Posted by admin on Aug 18, 2013

Doug Engelbart, best known for having invented the computer mouse in 1968, but whom was also one of the pioneers of the computing industry, sadly passed away on July 2 at the age of 88 from kidney failure.

While working at a government aerospace laboratory in California in the 1950s, Engelbart had ideas swirling in his mind about collaborative and interactive computer work where scientists could easily share information among them. He eventually demonstrated his many inventions once he established an experimental research group at Stanford Research Institute, which eventually came to be known simply as SRI International. Among them was the rodent-like device called a mouse (though back then, it hardly resembled a mouse as it does today) that was used to navigate a computer’s screen, and control tasks.
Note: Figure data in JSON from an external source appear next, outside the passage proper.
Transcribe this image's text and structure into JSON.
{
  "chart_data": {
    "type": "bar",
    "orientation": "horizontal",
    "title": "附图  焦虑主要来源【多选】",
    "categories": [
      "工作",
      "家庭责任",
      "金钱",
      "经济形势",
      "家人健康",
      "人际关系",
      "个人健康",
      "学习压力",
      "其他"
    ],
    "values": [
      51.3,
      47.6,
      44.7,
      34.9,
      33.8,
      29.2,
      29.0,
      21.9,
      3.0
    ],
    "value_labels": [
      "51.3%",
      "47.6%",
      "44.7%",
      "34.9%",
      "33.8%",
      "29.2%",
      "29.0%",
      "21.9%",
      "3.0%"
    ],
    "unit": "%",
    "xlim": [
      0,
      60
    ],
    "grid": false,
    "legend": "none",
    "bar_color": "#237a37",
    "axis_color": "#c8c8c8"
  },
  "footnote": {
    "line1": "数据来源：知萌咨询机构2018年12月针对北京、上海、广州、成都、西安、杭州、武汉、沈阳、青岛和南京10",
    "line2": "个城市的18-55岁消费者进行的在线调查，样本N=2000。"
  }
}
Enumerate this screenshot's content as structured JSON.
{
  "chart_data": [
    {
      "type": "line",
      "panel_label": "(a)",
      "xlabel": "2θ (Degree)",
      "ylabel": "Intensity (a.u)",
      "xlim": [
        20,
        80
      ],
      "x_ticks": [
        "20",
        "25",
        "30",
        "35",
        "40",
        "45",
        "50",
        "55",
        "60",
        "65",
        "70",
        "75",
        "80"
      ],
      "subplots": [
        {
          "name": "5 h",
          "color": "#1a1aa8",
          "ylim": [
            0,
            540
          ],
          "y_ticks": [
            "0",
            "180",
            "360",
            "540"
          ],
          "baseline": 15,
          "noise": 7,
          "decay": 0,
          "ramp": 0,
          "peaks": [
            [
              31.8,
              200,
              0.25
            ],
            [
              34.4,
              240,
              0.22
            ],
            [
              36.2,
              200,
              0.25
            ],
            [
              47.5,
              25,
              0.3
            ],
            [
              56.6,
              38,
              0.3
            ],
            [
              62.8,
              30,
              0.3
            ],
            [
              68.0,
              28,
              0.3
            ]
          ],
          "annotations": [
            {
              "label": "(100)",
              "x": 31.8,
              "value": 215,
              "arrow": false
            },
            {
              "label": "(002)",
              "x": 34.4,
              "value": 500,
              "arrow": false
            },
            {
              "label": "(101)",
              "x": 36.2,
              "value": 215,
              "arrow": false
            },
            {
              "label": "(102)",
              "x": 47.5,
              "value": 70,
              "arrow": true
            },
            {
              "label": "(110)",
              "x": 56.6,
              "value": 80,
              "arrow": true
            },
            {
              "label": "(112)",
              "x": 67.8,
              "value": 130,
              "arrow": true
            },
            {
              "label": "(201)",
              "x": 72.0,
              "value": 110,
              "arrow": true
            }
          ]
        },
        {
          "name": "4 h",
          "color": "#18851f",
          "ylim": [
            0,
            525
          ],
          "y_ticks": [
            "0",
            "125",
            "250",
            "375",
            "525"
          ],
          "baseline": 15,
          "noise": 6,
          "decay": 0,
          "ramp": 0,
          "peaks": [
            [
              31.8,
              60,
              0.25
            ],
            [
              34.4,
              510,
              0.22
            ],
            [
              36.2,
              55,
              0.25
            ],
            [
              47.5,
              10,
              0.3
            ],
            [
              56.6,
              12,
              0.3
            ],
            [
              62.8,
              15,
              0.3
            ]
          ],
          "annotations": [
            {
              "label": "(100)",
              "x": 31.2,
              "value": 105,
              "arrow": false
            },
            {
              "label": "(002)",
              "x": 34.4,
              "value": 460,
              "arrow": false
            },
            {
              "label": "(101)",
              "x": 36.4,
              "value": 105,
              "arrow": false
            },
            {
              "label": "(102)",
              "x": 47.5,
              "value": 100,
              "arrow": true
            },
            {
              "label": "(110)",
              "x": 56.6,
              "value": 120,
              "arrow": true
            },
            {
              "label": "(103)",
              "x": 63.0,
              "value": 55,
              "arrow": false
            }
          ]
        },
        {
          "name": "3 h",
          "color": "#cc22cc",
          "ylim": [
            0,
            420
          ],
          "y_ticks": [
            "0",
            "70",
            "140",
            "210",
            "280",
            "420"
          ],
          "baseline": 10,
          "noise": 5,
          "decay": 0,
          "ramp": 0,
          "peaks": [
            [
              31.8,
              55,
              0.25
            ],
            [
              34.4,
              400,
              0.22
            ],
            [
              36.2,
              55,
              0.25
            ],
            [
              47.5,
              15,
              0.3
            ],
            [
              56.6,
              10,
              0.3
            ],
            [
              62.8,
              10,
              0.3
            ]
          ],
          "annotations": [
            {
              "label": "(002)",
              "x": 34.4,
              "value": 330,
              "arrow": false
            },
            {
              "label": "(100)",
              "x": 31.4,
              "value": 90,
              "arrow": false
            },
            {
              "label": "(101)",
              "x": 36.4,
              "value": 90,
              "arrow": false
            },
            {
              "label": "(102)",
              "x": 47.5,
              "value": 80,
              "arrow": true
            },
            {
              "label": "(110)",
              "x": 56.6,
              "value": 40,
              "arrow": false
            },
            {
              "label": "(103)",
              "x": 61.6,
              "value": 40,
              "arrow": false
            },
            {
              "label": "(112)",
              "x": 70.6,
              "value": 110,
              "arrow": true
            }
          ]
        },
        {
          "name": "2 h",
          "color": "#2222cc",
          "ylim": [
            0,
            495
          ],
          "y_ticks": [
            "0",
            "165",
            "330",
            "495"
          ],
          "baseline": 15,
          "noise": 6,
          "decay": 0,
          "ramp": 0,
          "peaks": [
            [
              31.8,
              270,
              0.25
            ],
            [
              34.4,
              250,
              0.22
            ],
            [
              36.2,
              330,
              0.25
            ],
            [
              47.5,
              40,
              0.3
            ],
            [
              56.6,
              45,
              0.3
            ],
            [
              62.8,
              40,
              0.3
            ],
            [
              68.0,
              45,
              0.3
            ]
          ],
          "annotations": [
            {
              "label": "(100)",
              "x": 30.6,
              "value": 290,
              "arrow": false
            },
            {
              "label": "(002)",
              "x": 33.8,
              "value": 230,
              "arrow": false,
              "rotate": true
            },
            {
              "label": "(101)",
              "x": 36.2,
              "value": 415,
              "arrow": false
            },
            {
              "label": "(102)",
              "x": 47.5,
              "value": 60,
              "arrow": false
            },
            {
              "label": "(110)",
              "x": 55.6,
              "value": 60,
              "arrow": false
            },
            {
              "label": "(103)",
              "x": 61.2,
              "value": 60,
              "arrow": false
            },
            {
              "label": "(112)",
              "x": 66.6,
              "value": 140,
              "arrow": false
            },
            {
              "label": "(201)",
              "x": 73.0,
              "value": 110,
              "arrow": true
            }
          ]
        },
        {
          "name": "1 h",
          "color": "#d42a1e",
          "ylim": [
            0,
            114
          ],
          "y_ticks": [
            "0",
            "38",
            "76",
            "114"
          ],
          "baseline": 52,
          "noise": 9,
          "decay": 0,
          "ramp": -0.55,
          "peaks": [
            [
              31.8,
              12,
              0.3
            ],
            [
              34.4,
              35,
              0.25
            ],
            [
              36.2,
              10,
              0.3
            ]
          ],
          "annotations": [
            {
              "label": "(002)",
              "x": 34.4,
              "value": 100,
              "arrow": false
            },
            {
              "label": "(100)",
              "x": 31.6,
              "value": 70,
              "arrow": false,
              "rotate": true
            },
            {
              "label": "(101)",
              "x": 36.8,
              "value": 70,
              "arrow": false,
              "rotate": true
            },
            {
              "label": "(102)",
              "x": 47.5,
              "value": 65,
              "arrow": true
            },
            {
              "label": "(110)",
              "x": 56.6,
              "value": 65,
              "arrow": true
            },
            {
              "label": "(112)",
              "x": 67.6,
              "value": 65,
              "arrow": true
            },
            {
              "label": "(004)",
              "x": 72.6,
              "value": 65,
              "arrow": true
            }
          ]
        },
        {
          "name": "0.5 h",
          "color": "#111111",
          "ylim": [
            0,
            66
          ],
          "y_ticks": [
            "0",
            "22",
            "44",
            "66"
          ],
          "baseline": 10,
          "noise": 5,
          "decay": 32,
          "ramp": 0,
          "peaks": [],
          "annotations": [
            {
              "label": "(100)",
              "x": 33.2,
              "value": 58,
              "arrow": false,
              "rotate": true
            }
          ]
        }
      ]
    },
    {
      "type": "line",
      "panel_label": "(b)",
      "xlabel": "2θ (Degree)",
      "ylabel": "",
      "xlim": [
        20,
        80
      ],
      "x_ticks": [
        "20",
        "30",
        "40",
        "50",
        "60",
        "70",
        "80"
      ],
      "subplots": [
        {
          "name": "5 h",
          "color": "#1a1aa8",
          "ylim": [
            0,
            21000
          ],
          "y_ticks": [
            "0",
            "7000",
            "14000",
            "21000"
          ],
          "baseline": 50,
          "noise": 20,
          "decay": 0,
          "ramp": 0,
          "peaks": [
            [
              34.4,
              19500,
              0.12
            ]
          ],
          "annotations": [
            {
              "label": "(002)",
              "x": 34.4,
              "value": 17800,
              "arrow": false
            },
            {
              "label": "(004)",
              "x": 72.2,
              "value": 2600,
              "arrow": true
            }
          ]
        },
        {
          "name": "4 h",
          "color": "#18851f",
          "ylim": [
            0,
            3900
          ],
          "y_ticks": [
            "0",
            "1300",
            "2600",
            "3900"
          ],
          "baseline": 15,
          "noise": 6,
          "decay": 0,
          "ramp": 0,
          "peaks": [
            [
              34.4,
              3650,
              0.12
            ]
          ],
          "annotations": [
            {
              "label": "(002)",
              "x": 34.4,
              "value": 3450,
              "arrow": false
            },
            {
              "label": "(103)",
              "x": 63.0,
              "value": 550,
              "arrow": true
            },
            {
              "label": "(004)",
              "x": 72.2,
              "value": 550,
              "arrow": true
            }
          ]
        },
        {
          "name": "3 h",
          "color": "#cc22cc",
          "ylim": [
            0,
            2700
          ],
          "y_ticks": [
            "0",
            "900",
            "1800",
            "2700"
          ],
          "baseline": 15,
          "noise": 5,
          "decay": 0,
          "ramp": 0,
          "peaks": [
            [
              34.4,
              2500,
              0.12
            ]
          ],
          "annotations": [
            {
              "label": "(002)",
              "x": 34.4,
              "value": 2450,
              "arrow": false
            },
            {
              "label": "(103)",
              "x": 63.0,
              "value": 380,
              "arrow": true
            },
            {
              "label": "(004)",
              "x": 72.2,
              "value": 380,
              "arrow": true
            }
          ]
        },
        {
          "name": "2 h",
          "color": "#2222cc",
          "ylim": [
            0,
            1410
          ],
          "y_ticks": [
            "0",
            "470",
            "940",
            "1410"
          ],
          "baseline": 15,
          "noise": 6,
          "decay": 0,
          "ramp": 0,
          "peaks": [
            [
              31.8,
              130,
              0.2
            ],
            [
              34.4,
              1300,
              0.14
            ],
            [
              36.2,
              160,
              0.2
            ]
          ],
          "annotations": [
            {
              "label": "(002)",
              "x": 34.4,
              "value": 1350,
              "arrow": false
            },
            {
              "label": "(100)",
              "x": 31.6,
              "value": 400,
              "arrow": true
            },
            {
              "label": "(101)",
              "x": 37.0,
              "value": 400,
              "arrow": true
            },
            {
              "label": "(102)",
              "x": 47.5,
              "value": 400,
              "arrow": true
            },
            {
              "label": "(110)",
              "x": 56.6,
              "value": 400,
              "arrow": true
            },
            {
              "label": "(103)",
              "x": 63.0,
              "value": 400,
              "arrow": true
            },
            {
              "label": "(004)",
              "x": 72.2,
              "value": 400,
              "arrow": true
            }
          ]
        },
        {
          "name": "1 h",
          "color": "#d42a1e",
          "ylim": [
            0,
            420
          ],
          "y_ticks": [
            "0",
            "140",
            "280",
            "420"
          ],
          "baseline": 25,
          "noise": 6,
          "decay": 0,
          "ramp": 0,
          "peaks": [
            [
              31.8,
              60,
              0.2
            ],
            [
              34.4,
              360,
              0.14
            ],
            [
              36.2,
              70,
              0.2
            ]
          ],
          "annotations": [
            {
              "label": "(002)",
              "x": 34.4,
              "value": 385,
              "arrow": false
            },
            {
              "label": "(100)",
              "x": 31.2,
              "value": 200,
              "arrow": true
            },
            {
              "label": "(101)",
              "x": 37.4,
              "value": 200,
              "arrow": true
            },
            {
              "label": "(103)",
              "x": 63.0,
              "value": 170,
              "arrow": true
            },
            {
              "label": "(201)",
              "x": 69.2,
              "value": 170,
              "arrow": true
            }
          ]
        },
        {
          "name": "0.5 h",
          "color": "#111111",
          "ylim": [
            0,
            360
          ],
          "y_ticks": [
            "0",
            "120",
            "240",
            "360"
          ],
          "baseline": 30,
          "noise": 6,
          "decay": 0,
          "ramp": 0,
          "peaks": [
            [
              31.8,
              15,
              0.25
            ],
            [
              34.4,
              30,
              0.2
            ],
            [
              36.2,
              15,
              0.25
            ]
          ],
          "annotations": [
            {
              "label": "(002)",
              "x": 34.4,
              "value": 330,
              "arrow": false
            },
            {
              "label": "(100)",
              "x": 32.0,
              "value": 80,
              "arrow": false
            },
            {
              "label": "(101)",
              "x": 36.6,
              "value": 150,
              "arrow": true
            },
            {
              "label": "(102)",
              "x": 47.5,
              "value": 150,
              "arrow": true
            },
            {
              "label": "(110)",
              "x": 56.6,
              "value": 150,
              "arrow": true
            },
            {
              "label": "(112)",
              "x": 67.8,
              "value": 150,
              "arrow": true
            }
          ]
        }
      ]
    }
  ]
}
Reportedly, the idea for the mouse came to Engelbart during a computer graphics conference in 1964. The device, however, didn’t make its way to become a mainstream computer accessory until some time in the 1980s.

Why it was given the moniker “mouse” is up for debate. Hardware designer Roger Bates has been quoted as saying it was coined by Dr. William English, as collaborator and mechanical engineer who received Engelbart’s sketch of the device. Supposedly, the mouse was a natural extension to the name used at the time to describe the cursor: CAT.

Engelbart’s influence on the computing industry extended far further than the invention of the mouse. In 1969, his Augment NLS system application helped lead to the internet as we know it today. Oregon State University, from which Engelbart graduated, credited him in 1997 with 20 lifetime patents at the time, and helping to “pave the way for electronic mail, computer ‘windows’, computer networking and the internet.”